Results: It was found that the vaccine manufacturer Merck made several inaccurate statements to trial participants that compromised their right to informed consent. First, even though the study protocol listed safety testing as one of the study's primary objectives, the recruitment brochure emphasized that FUTURE II was not a safety study, and that the vaccine had already been proven safe. Second, the advertising material for the trial and the informed consent forms stated that the placebo was saline or an inactive substance, when, in fact, it contained Merck's proprietary highly reactogenic aluminum adjuvant which does not appear to have been properly evaluated for safety. Several trial participants experienced chronic disabling symptoms, including some randomized to the adjuvant "placebo" group.

Conclusion: In our view, the administration of a reactive placebo in Gardasil clinical trials was without any possible benefit, needlessly exposed study subjects to risks, and was therefore a violation of medical ethics.
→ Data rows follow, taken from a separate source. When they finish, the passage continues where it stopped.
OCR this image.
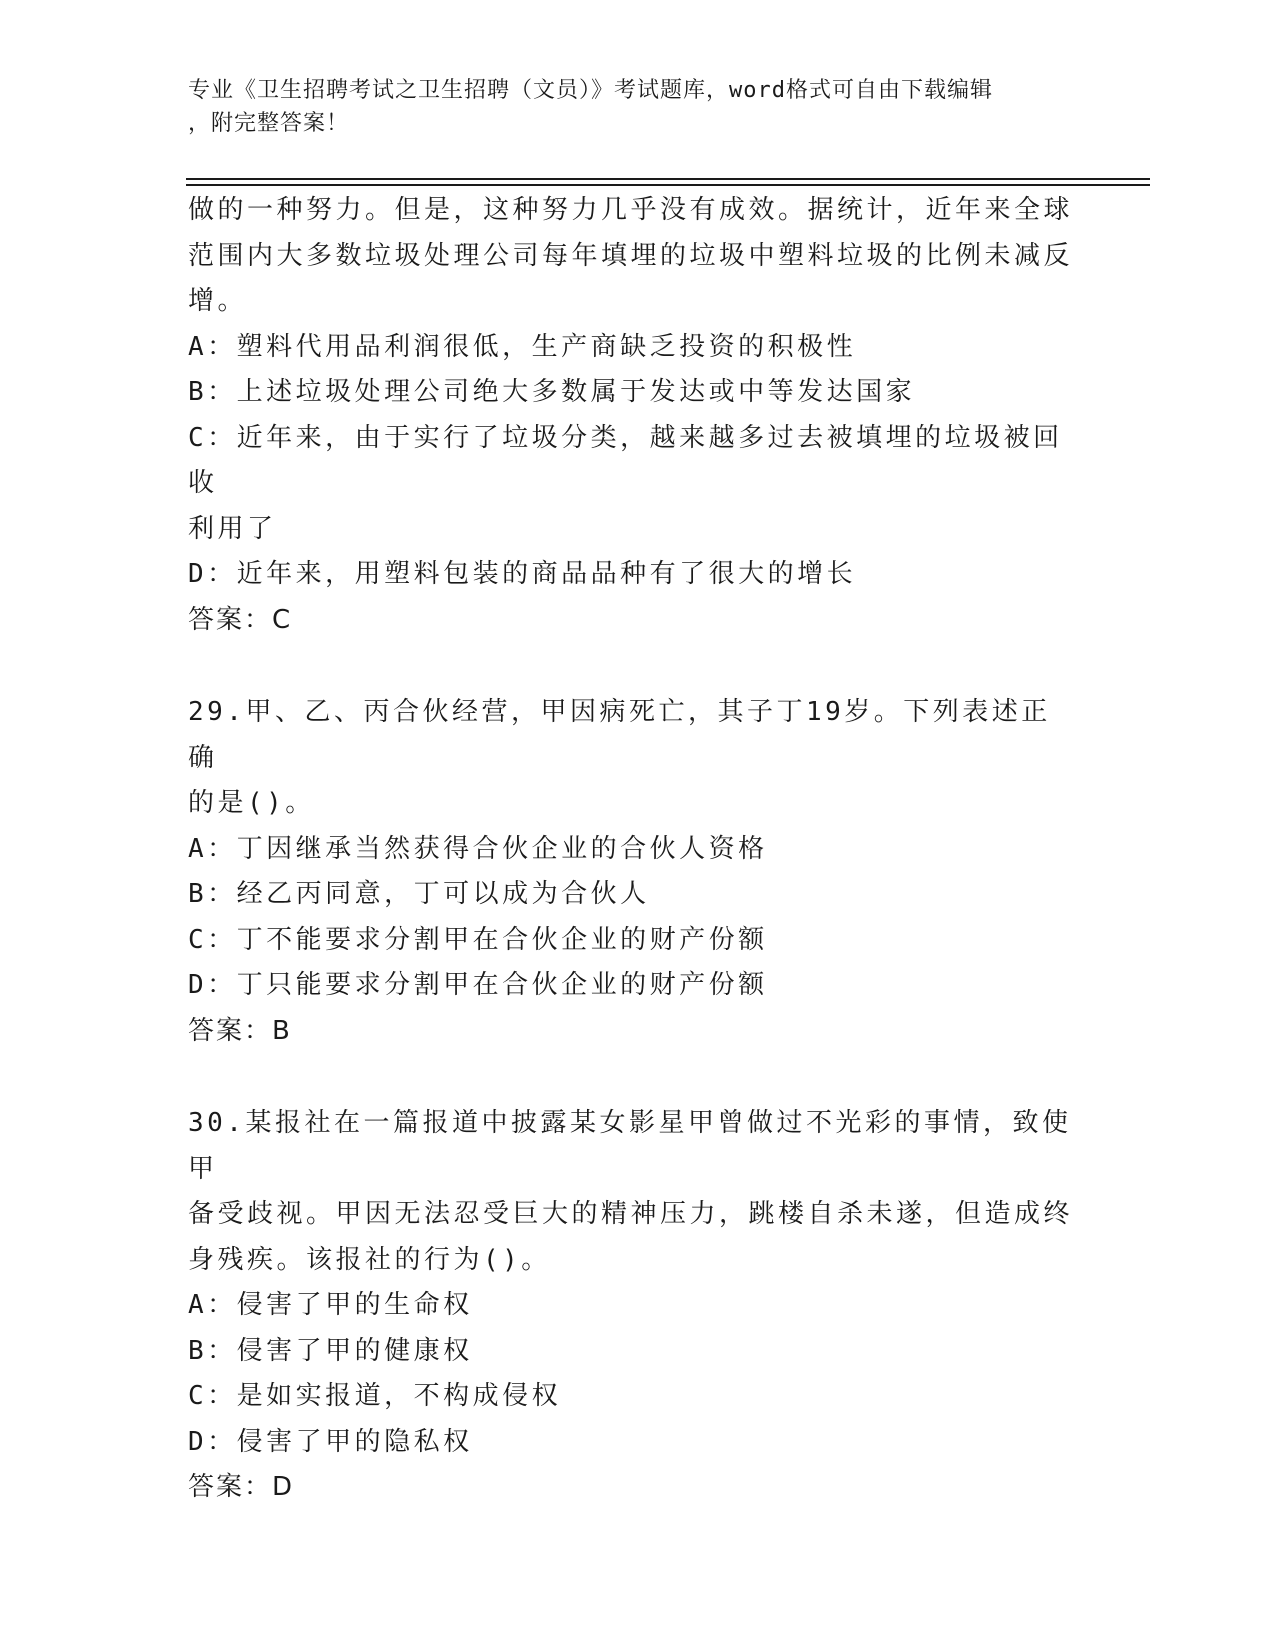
专业《卫生招聘考试之卫生招聘（文员）》考试题库，word格式可自由下载编辑
，附完整答案！

做的一种努力。但是，这种努力几乎没有成效。据统计，近年来全球

范围内大多数垃圾处理公司每年填埋的垃圾中塑料垃圾的比例未减反

增。

A：塑料代用品利润很低，生产商缺乏投资的积极性

B：上述垃圾处理公司绝大多数属于发达或中等发达国家

C：近年来，由于实行了垃圾分类，越来越多过去被填埋的垃圾被回收

利用了

D：近年来，用塑料包装的商品品种有了很大的增长

答案：C

29.甲、乙、丙合伙经营，甲因病死亡，其子丁19岁。下列表述正确

的是()。

A：丁因继承当然获得合伙企业的合伙人资格

B：经乙丙同意，丁可以成为合伙人

C：丁不能要求分割甲在合伙企业的财产份额

D：丁只能要求分割甲在合伙企业的财产份额

答案：B

30.某报社在一篇报道中披露某女影星甲曾做过不光彩的事情，致使甲

备受歧视。甲因无法忍受巨大的精神压力，跳楼自杀未遂，但造成终

身残疾。该报社的行为()。

A：侵害了甲的生命权

B：侵害了甲的健康权

C：是如实报道，不构成侵权

D：侵害了甲的隐私权

答案：D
The routine use of aluminum adjuvants as "placebos" in vaccine clinical trials is inappropriate as it hinders the discovery of vaccine-related safety signals.
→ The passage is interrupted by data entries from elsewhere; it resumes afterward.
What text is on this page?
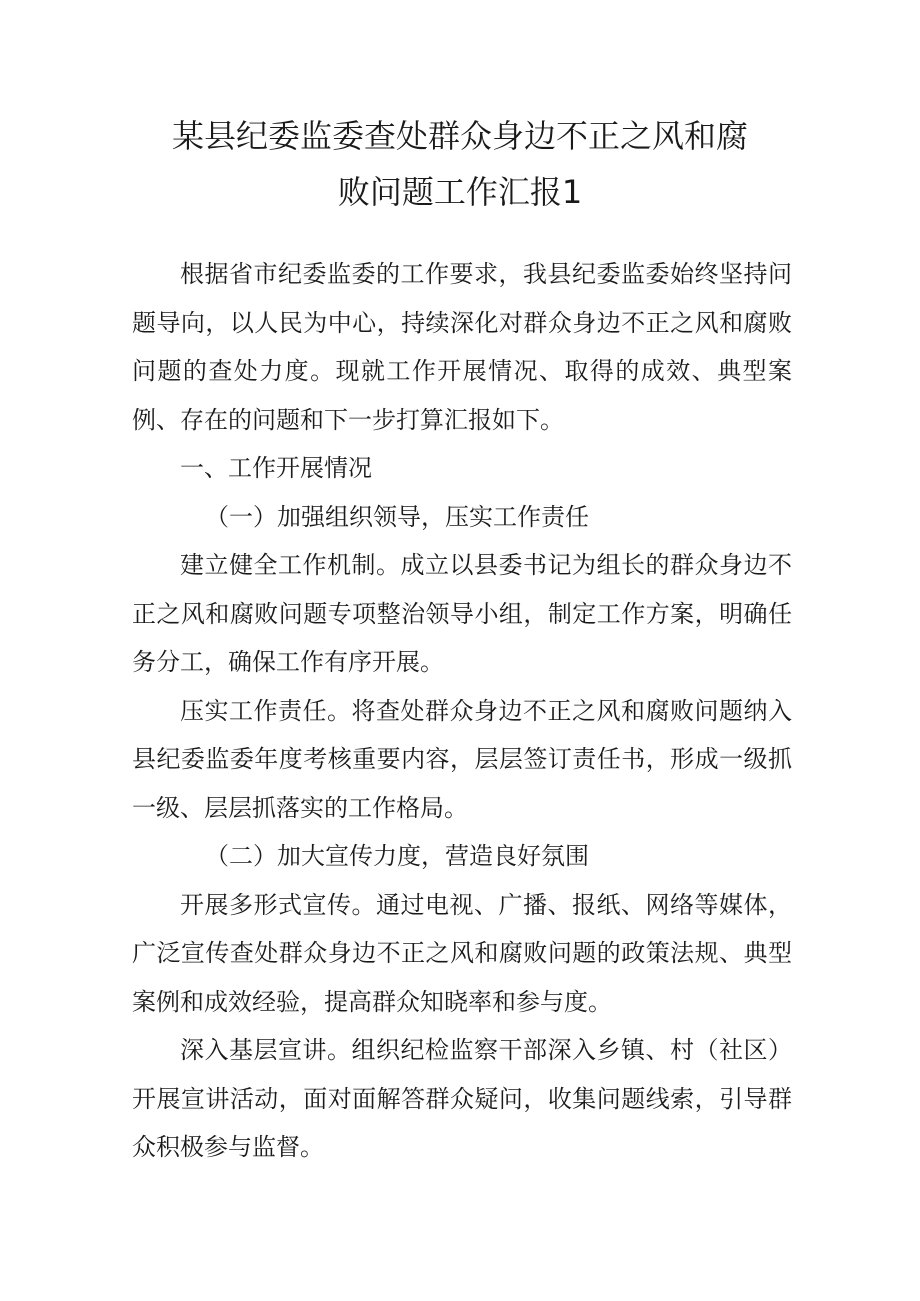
某县纪委监委查处群众身边不正之风和腐
败问题工作汇报1

根据省市纪委监委的工作要求，我县纪委监委始终坚持问题导向，以人民为中心，持续深化对群众身边不正之风和腐败问题的查处力度。现就工作开展情况、取得的成效、典型案例、存在的问题和下一步打算汇报如下。

一、工作开展情况

（一）加强组织领导，压实工作责任

建立健全工作机制。成立以县委书记为组长的群众身边不正之风和腐败问题专项整治领导小组，制定工作方案，明确任务分工，确保工作有序开展。

压实工作责任。将查处群众身边不正之风和腐败问题纳入县纪委监委年度考核重要内容，层层签订责任书，形成一级抓一级、层层抓落实的工作格局。

（二）加大宣传力度，营造良好氛围

开展多形式宣传。通过电视、广播、报纸、网络等媒体，广泛宣传查处群众身边不正之风和腐败问题的政策法规、典型案例和成效经验，提高群众知晓率和参与度。

深入基层宣讲。组织纪检监察干部深入乡镇、村（社区）开展宣讲活动，面对面解答群众疑问，收集问题线索，引导群众积极参与监督。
Keywords: Amorphous aluminum hydroxyphosphate sulfate; Gardasil; HPV vaccine; Merck; adjuvant safety; adverse events; aluminum adjuvants; clinical trials; informed consent; placebo; reactogenicity.

Fig. 1.

Excerpt from Merck’s informed consent form in Denmark for the FUTURE II Trial. Translation: “In Denmark there are 1750 women that will participate, between the ages of 18 and 23. One half of the participants will receive the active vaccine, while the other half will get the placebo vaccine (meaning a vaccine without active substance). It is decided by lottery, which group the participant will be in. The test is ‘double-blind’, meaning that neither you nor the doctor that vaccinates you, will know if you receive an active or inactive vaccine”.

Fig. 2.

Excerpt from Merck’s recruitment brochure in Denmark for the FUTURE II Trial. Translation: “How is the study conducted in practice? The study lasts four years total. Some get the vaccine, and others get a placebo preparation (saline). Who gets what is random, and neither you nor the doctor who vaccinates you knows if you get the vaccine or not. The first year you get vaccinated three times (an injection with a little, thin needle). At the start of the study, you additionally get a gynecological examination, a blood test, a urine test, and will be asked about previous illnesses and various lifestyle habits (including sexual habits)”.

Fig. 3.

Excerpt from Merck’s recruitment brochure in Denmark for the FUTURE II Trial. Translation: “FUTURE 2 is NOT a side effect study. The vaccine is already thoroughly tested and has no side effects, apart from what you otherwise experience with other vaccines: Slight redness and soreness, where you got the shot”.

Fig. 4.

Excerpts from the pre-licensure randomized double-blind placebo-controlled trial of Merck’s formalin-inactivated hepatitis A vaccine Vaqta. (A) Excerpts from the 1992 trial publication, pg. 453, 454 [114]. (B) Excerpts from Vaqta product information leaflet, pg. 7, 11 [115].